Raven Books has bought the first adult novel, billed as "The Crucible" meets “The Craft”, from YA author Julie Mayhew.
Alison Hennessey, editorial director of Raven Books, acquired two books from Mayhew in world all languages, in a deal direct from Louise Lamont at LBA. Impossible Causes will be published in October 2019 as a lead title for Raven Books, and is described by the Bloomsbury imprint as a “brilliantly dark thriller about isolated communities, rumours and suspicion”.
The book follows a remote and deeply religious island with a history of paganism is riven when a man is found dead. As rumours spread and tensions rise, three Lark teenage girls and the new arrival from the mainland find themselves accused of witchcraft – and murder.
Mayhew has written a number of YA novels including The Electrical Venus, acquired in 2016, and The Big Lie for Bonnier Zaffre imprint Hot Key – the latter was nominated for both the 2016 CILIP Carnegie Medal and Peters Book of the Year, and won the 2015 Sidewise Award for Alternate History. Her play, "Polygamy for Girls", featured alongside work by Margaret Atwood in BBC Radio 4’s "Riot Girls" season. She is an award-nominated radio dramatist and has written short stories and stage plays as well as writing for the screen following participation in the BAFTA Crew scheme. She was also formerly an actress.

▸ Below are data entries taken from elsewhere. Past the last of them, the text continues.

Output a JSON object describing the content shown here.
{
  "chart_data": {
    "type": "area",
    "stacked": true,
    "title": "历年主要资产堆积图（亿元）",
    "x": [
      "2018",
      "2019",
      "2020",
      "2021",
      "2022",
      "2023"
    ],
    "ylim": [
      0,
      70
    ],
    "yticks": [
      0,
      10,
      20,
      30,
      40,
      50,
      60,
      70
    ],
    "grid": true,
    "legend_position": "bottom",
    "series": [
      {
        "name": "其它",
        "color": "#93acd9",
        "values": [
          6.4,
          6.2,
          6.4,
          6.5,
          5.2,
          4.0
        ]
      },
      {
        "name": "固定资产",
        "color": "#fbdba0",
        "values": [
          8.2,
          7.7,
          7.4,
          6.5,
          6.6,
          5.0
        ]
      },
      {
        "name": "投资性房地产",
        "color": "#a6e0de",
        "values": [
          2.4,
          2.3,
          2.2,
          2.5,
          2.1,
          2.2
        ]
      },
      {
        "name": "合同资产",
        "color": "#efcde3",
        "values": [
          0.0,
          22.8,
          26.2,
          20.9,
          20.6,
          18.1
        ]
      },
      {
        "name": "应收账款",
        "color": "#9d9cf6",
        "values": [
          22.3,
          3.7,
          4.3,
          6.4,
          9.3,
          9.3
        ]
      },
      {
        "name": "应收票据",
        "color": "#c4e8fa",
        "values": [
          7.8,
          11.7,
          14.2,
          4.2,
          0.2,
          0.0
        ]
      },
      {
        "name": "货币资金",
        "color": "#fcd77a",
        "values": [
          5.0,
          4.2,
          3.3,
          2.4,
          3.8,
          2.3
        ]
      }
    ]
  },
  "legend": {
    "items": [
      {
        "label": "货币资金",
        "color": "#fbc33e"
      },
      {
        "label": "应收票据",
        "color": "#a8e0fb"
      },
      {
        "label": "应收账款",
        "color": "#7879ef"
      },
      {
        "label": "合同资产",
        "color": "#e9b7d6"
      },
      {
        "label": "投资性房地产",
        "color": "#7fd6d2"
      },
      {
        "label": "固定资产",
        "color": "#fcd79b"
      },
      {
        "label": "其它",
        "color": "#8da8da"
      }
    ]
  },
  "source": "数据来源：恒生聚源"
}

Mayhew said: “I’m fascinated by small, closed communities and the girls that grow up in them. Working with Raven, under Alison’s passionate editorial eye, has allowed me to explore this subject at its darkest extremes, for a brand new adult audience. It will, I hope, speak to some very timely, real-world concerns about how young women are treated by society.”
Hennessey said: “Impossible Causes is a dream of a book for me and a highlight of our publishing next year – a tense, brilliantly claustrophobic thriller set on a remote island which is cut off not just from the mainland, but from much of modern life. In Julie’s sinister and compelling adult debut, Lark becomes a crucible for rumours and suspicion - and ultimately, murder.”